The points $(-1, 0)$ and $(-2, 1)$ are the two extremities of a diagonal of a parallelogram. If $(-6, 5)$ is the third vertex, then the fourth vertex of the parallelogram is:

• A. $(2, -6)$
• B. $(2, -5)$
• C. $(3, -4)$
• D. $(-3, 4)$
• E. $(3, -5)$

Hint:

Shortcut: \( D = A + C - B \). Just add diagonal endpoints and subtract the known vertex.

Answer 1

The Correct Option is D

Concept: In a parallelogram, diagonals bisect each other.
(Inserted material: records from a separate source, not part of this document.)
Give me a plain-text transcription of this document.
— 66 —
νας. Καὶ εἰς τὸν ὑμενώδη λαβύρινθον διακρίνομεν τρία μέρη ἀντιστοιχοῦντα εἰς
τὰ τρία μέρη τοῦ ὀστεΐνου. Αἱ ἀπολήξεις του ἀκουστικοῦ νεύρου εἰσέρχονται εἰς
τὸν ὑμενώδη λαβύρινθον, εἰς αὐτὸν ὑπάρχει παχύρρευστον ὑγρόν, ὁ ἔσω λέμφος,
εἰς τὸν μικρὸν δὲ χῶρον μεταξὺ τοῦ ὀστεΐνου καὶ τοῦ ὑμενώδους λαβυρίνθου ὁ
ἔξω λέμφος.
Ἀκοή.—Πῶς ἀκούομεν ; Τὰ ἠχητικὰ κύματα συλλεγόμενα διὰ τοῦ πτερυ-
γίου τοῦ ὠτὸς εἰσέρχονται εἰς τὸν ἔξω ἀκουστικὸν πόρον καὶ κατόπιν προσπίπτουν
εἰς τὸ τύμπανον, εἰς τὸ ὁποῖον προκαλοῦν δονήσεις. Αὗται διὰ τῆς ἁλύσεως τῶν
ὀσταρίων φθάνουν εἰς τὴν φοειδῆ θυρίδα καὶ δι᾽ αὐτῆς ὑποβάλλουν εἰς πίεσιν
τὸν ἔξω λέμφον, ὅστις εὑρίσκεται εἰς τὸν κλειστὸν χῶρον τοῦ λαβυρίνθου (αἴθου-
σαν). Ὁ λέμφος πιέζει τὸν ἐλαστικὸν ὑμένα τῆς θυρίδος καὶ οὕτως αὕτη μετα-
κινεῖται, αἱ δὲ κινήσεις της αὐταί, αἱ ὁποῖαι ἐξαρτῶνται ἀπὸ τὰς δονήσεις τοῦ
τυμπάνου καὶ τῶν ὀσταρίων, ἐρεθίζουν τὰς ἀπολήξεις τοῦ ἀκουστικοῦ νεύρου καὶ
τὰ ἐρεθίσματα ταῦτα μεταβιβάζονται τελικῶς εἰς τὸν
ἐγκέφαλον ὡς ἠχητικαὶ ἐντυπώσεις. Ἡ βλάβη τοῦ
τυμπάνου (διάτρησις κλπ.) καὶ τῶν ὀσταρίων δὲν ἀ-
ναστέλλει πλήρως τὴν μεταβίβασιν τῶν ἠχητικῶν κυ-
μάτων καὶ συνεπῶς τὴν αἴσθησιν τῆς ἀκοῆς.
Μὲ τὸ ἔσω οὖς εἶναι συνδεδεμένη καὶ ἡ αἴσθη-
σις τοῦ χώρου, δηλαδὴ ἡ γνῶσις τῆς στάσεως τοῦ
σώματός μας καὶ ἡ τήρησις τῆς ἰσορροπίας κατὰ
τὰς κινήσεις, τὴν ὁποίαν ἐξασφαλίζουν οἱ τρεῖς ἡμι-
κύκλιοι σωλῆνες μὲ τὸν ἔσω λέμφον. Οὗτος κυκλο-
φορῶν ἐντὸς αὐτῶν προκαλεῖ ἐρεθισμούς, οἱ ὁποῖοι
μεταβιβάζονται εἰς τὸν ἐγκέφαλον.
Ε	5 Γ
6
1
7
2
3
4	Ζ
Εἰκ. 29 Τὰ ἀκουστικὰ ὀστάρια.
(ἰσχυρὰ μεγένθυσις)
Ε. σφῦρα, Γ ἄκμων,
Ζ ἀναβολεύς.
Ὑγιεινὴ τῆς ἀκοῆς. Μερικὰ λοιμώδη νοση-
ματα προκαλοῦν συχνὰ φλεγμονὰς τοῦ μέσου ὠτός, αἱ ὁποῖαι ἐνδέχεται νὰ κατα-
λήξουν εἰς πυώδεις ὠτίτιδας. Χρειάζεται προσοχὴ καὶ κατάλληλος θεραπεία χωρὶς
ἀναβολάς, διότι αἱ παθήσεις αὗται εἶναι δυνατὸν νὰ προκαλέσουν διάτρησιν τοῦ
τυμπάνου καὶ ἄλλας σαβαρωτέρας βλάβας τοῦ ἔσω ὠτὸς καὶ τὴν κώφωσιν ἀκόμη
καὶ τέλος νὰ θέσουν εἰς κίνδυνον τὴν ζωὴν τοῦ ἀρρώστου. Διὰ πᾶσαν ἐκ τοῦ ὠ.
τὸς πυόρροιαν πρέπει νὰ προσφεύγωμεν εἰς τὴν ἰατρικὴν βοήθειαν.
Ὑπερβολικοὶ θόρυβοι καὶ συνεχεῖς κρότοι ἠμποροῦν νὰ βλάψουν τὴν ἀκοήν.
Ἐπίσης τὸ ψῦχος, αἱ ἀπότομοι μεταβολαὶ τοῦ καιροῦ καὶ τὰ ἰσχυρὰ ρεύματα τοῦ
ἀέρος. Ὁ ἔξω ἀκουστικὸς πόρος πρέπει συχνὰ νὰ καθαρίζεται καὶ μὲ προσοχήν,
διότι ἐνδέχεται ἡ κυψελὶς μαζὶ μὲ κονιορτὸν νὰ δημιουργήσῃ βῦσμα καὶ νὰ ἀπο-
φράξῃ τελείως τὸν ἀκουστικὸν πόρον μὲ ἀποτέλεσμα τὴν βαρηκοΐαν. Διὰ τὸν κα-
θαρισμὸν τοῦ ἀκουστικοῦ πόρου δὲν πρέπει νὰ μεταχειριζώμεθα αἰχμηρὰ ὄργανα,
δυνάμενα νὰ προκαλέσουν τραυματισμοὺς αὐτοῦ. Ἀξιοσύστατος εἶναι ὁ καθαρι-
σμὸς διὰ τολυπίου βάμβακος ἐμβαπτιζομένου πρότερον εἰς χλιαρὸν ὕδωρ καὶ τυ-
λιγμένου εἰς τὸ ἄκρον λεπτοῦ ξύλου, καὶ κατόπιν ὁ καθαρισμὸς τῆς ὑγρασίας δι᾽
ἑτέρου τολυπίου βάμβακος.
So, midpoint of one diagonal = midpoint of the other diagonal.
• Midpoint formula: \( M = \left( \frac{x_1 + x_2}{2}, \frac{y_1 + y_2}{2} \right) \)
• Also: \( A + C = B + D \)

Step 1: Find midpoint of diagonal AC.
Given \( A(-1,0), \; C(-2,1) \) \[ M = \left( \frac{-1 + (-2)}{2}, \frac{0 + 1}{2} \right) = \left( \frac{-3}{2}, \frac{1}{2} \right) \]

Step 2: Use midpoint condition for BD.
Let \( B(-6,5) \), \( D(x,y) \) \[ \left( \frac{-6 + x}{2}, \frac{5 + y}{2} \right) = \left( \frac{-3}{2}, \frac{1}{2} \right) \]

Step 3: Solve for coordinates.
For \( x \): \[ -6 + x = -3 \Rightarrow x = 3 \] For \( y \): \[ 5 + y = 1 \Rightarrow y = -4 \]

Step 4: Final answer.
\[ \boxed{(3, -4)} \]